Answer to Question 1
Why does James tell us that we should "count it a joy" to be tempted?
James opens his "letter" with a salutation, or greeting. First he tells who the letter is from, James, "the Slave of God and the Lord Jesus Christ". The early church fathers often refer to themselves as the slaves of God because this showed their absolute devotion to God and his word.
It is addressed to the "twelve tribes who are scattered throughout the world." The early church thought of itself as the next step in Judaism. The Jewish Messiah had come. Thus their "people" were co-extensive with the Jewish people. This was primarilly in the days before Paul began to evangelize the Gentiles. Thus we have James addressing the "twelve tribes". Even so, the number 12 is also the number of apostles - it is thought that James might also be addressing the believers converted by the work of these men.
The fact that the Jews were spread over the civilized world is important to note because the diaspora aided in the spread of Christianity. The Synagogue was the first place a Christian Preacher went went teaching the Gospel in a new town.

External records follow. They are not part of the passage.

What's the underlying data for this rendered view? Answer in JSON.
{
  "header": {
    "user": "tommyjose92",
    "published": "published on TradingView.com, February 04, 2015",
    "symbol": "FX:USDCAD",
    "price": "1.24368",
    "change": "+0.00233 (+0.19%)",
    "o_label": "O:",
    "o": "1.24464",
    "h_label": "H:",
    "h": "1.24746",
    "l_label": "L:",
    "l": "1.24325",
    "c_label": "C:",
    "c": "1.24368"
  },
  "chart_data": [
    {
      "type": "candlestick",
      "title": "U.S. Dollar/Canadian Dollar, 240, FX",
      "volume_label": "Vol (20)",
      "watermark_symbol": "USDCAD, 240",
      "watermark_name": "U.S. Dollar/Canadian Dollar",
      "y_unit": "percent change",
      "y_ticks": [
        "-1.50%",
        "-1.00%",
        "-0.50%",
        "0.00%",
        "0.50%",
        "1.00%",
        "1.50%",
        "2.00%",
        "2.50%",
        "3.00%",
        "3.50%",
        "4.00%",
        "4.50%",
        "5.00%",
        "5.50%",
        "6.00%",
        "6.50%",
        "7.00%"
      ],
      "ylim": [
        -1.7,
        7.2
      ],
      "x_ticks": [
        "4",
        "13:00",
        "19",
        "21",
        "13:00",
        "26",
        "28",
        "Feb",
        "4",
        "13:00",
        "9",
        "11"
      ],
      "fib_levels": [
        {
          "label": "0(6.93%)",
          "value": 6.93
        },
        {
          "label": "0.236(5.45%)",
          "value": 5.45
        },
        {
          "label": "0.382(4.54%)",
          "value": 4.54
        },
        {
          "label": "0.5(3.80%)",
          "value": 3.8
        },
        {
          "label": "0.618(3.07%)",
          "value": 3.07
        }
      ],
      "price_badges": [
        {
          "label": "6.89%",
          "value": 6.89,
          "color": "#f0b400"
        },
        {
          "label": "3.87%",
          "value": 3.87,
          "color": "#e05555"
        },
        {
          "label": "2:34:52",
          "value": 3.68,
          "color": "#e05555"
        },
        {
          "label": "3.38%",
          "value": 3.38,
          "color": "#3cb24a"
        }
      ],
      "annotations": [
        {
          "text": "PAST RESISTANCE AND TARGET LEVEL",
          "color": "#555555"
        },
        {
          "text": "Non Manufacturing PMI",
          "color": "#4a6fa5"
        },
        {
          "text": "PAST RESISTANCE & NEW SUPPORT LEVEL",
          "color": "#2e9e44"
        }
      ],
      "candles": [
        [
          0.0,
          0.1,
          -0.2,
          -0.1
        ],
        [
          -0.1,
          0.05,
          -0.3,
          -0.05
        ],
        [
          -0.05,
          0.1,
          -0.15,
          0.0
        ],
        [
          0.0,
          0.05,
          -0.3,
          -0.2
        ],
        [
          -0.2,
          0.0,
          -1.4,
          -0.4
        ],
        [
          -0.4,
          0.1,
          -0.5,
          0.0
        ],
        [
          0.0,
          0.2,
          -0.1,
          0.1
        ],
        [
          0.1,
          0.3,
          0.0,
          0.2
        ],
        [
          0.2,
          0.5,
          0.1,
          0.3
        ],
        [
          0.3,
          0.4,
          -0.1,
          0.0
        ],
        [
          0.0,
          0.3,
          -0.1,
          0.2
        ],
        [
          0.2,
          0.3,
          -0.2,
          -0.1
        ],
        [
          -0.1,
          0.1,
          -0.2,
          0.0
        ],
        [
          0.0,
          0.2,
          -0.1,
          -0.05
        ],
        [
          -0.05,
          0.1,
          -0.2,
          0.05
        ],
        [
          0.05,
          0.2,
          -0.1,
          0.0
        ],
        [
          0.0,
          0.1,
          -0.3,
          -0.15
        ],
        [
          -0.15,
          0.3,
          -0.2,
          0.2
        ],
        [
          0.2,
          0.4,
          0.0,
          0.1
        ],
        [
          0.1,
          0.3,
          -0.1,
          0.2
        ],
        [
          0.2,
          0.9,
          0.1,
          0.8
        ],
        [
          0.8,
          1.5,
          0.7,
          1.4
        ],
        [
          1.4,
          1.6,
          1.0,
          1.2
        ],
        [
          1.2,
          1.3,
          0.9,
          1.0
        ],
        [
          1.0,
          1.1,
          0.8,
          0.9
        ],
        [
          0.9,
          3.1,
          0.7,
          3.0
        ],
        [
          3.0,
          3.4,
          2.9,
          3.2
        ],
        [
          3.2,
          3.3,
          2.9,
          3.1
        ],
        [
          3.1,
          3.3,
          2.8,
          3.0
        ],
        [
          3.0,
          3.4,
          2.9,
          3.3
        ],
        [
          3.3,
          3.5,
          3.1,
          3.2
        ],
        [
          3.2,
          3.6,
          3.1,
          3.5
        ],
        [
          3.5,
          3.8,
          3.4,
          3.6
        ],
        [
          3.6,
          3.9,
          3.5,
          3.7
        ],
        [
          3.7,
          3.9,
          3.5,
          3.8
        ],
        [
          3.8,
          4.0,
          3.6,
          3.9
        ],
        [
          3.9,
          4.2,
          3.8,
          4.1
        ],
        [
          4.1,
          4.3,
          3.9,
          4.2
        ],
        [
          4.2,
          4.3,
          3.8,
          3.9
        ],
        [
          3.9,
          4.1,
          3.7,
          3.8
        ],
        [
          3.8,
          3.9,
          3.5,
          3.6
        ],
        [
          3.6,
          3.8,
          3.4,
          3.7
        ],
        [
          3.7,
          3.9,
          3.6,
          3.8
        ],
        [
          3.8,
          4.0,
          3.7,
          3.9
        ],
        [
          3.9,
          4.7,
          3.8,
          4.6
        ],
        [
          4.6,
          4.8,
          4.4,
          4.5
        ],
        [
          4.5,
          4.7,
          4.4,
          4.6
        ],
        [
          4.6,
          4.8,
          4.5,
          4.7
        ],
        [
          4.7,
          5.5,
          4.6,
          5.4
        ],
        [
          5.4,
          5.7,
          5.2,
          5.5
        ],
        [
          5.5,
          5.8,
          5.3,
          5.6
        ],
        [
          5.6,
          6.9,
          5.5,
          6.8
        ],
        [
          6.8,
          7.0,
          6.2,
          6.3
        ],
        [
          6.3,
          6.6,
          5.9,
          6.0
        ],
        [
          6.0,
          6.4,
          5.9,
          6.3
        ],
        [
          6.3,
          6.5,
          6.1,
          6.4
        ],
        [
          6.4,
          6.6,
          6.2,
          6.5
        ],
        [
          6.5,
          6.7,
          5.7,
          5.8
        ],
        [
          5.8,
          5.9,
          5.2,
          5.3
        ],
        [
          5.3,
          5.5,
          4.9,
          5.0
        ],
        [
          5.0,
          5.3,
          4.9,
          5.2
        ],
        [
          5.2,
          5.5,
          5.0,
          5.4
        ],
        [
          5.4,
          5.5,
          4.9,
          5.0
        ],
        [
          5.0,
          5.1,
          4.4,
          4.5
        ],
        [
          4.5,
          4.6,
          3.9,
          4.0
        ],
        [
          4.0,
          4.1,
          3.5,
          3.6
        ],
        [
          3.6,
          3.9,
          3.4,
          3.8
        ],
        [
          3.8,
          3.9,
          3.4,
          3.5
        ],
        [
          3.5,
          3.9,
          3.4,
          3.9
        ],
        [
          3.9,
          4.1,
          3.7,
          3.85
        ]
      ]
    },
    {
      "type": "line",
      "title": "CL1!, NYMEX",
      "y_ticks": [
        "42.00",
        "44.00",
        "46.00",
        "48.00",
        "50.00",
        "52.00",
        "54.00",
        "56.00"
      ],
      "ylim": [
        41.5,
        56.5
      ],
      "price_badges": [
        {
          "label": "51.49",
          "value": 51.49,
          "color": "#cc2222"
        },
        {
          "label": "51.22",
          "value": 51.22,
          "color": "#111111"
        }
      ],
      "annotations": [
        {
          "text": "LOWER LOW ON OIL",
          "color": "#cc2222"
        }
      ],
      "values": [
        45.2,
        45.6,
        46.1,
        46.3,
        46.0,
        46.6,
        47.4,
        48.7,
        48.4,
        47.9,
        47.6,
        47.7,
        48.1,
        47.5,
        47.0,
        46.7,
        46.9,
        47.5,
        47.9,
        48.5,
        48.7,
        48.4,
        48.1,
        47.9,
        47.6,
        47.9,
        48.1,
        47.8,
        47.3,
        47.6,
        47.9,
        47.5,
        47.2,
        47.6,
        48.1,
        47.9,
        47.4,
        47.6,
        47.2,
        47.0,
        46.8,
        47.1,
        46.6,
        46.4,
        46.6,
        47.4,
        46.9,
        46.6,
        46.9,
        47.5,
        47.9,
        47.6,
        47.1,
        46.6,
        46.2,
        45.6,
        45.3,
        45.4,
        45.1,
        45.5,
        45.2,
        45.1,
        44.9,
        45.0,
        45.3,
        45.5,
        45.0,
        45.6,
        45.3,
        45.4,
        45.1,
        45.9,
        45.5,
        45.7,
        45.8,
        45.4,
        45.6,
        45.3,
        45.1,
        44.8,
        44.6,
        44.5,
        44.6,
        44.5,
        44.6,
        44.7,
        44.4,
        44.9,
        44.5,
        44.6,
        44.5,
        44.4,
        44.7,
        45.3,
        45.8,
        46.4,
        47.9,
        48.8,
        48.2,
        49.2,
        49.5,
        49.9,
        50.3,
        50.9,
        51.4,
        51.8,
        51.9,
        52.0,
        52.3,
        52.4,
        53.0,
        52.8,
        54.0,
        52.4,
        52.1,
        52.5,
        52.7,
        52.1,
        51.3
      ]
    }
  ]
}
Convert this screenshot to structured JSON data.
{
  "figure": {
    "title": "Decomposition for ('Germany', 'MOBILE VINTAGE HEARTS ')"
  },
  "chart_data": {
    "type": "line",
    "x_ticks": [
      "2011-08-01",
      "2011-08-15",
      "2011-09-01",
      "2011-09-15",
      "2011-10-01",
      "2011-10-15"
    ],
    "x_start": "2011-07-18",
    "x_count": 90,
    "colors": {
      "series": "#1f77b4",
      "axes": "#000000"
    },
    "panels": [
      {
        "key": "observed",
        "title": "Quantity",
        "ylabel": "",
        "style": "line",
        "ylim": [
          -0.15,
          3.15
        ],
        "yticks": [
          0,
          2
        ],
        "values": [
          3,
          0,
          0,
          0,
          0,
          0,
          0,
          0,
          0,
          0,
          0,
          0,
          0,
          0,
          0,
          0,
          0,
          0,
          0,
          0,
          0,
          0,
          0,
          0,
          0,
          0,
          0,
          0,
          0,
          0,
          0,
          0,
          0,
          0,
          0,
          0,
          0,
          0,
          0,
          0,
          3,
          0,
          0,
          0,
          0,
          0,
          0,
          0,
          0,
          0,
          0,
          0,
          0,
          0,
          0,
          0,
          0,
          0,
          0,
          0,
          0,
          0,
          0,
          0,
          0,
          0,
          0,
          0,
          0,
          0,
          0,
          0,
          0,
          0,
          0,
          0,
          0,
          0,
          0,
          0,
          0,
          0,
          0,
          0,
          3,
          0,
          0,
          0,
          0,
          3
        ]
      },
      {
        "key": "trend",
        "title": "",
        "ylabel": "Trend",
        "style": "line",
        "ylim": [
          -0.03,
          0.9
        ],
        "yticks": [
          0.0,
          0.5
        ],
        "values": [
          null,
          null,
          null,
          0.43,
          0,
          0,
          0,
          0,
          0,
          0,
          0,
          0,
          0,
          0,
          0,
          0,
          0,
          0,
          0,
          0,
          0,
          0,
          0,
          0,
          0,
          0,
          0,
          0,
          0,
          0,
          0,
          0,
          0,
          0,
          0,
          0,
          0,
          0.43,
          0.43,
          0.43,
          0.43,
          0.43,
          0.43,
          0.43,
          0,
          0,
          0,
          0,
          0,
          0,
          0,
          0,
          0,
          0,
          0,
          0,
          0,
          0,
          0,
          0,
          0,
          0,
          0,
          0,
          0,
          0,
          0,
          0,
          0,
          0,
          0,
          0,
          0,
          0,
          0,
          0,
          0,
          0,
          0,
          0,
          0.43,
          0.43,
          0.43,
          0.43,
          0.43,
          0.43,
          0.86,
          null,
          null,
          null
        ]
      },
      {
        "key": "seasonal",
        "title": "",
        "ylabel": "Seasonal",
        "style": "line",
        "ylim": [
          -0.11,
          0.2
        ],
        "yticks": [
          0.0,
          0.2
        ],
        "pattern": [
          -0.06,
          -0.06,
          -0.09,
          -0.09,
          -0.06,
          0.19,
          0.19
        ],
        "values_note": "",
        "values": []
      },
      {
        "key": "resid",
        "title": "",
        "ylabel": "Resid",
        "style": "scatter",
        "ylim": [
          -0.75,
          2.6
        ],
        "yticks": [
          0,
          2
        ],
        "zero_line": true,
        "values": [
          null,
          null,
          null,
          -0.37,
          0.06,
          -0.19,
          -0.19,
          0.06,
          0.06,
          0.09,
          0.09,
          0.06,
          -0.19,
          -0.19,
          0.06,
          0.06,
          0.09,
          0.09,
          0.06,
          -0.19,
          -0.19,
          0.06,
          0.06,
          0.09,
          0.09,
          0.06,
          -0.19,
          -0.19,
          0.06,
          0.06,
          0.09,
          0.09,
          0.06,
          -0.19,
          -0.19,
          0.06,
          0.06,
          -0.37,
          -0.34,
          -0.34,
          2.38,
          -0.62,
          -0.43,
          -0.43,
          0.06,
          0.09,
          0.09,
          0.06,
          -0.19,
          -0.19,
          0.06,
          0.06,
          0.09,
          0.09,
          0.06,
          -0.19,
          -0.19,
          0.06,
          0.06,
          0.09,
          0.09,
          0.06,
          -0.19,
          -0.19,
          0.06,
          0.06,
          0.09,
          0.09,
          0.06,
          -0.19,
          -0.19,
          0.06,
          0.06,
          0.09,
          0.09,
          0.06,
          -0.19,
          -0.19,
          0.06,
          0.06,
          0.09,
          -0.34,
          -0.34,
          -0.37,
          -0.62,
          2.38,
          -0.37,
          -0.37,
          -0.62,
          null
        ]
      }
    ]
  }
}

In verse 2 James tells us to count it a joy to be tested. He understands that we are put through many trials, calamities and temptations (in the case of young people this might even include peer pressure). Sometimes these trials are because of our religion, and sometimes they come simply because we are alive. James knows that by facing these problems with courage we become stronger in our faith. Epictetus, a Roman Stoic Philosopher and favorite of Christian theologians, equated such testing with an Olympic wrestler who chooses tough opponents in his practice matches because they make him stronger than weak opponents do. This is why we should be happy to meet trials, because they will, in the end, make us better people, able to wrestle with the problems of life and salvation.